Children's books and family memoirs are a popular genre but Lang warns would-be writers that "if they think they're going to make money out of it they need to sit down and have a good talk with themselves".

A great way to ensure you don't lose money on your self-published work - or perhaps even make a bob - is to crowdfund the project.

By asking people to buy the book before it's ­written you can get ­money up front and have a ­better idea of demand.

Books make up about five per cent of the projects listed on crowd-funding site PledgeMe, says chief executive Anna Guenther.

Like most projects on PledgeMe there is a roughly 50 per cent ­success rate.
"We've loved seeing some really niche book ideas fly, like the Super Power Baby project by Sam and ­Rachel Callander.

"They wanted to make a ­photographic book to change the language around kids with disabilities to kids with super powers.
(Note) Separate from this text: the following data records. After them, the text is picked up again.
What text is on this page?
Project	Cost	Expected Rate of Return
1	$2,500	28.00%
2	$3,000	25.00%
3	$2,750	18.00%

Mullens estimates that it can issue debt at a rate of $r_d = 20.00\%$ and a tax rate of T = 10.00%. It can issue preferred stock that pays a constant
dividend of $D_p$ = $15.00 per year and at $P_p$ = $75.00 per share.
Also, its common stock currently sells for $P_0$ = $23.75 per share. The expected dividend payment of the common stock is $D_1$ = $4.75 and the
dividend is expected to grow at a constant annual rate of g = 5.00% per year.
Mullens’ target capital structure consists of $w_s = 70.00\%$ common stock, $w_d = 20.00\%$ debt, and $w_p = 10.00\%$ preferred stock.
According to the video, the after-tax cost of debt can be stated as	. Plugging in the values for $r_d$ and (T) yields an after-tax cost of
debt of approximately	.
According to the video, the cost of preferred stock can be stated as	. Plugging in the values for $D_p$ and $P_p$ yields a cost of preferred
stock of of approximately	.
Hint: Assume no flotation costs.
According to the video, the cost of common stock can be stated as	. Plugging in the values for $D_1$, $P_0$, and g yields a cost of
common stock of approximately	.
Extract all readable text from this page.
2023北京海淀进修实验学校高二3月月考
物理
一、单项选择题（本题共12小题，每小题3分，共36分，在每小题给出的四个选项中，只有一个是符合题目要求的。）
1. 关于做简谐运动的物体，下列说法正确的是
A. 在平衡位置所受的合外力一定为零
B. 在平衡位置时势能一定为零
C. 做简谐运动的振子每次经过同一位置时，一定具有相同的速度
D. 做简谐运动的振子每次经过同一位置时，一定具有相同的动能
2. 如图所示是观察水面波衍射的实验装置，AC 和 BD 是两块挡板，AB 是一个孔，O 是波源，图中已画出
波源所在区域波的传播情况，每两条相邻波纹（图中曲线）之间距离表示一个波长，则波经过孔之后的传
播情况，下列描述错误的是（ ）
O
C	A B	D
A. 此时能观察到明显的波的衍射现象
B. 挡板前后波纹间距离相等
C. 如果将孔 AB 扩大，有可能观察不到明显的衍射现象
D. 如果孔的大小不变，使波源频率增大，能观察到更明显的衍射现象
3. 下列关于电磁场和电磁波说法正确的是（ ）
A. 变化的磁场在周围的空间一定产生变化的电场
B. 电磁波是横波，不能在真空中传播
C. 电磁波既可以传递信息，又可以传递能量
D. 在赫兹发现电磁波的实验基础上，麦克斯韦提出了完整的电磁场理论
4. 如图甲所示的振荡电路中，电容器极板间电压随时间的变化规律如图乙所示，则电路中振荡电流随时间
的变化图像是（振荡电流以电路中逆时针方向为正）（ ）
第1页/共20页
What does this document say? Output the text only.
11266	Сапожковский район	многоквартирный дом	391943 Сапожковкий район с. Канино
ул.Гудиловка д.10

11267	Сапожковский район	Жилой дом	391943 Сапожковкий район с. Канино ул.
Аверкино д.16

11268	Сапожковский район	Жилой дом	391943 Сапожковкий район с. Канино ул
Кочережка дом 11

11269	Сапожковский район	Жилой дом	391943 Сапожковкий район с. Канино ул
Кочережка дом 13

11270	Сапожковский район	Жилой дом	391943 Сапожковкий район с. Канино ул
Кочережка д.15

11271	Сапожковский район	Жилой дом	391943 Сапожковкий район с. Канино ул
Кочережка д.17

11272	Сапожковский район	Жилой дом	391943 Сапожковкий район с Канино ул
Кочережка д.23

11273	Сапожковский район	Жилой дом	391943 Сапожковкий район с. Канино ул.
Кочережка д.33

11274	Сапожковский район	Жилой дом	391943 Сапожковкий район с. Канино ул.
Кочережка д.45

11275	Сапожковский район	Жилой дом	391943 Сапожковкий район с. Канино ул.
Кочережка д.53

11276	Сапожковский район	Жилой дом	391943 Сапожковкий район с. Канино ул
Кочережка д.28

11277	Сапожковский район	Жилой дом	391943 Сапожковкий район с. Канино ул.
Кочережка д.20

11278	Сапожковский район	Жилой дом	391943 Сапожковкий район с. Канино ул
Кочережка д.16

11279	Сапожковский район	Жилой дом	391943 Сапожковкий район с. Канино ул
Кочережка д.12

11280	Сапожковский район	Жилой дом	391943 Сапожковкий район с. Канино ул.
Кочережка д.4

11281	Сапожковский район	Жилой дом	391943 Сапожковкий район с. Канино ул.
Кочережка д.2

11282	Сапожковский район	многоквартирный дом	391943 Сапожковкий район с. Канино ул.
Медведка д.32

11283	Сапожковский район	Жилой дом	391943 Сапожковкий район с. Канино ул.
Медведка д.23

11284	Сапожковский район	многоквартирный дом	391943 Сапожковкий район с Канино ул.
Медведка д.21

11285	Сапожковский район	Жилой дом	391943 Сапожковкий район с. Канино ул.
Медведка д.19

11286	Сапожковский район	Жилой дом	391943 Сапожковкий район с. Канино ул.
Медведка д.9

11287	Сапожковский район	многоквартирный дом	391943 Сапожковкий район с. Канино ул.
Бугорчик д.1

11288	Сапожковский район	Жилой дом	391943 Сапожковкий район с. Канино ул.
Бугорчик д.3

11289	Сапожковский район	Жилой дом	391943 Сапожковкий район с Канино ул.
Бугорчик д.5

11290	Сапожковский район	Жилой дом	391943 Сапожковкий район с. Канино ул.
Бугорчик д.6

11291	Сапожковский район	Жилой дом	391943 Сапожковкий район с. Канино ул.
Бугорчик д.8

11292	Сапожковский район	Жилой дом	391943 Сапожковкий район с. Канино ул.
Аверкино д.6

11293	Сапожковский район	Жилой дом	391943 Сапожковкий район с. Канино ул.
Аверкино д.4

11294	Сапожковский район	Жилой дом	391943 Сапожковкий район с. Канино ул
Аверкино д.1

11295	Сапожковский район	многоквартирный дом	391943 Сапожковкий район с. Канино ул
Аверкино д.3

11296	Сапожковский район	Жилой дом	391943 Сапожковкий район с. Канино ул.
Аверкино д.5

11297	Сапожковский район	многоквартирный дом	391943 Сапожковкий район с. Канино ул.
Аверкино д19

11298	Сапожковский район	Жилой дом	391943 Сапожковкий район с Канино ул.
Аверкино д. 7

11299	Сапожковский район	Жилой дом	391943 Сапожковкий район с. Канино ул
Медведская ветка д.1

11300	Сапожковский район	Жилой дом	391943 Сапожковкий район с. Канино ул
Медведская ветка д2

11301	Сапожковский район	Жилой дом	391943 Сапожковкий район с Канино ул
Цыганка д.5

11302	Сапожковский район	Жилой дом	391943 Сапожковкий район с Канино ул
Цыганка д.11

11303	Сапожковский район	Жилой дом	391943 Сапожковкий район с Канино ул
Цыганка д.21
And they had over 880 supporters help them make that a reality."

The Callanders chased $70,000 in pledges for the book but even­tually raised over $85,000.

At the other end of the scale is Jem Yoshioka, a ­Wellington illustrator who hoped to raise a modest $600 for her comic book Sunshine. She hit that mark and more, bringing in over $1800 from 50 pledgers.

Of course, if you try to crowd­fund that book of teenage poems and there's no demand, you can ­either put it back in the bottom draw or follow the example of one of New ­Zealand's original poets, RAK ­Mason, whose first ­publication was a hand-written, hand-bound, limited edition of three "books" ­featuring four poems.

He later self-published the ­collection, The Beggar, which sold so badly he is rumoured to have dumped hundreds of copies into the Waitemata.

Another hand-written enterprise was his Penny Broadsheet, literally a folded broadsheet piece of paper featuring five poems that he posted out to buyers.

These days, Mason would have found life much easier - he could have written his poems in a word document and uploaded it as an ­ebook on Amazon.

How much does it cost?

Small print run - about 100 books

• $1500 If you write your own words and are happy with them and want to print a simple black and white paperback book for family and friends.

• $2000 You can add colour photos in the middle.

• $5000 Write it yourself, get it professionally edited and designed.

• $10,000-$15,000 Hire a professional writer, have it edited, designed and printed.

• $20,000-$30,000 For a large-scale, hardcover, colour book.

• Footnote: Freelance writer Michael Donaldson hopes to self-publish Beer Nation - ­Another Round, the sequel to his award-winning Beer Nation - The Art and Heart of Kiwi Beer.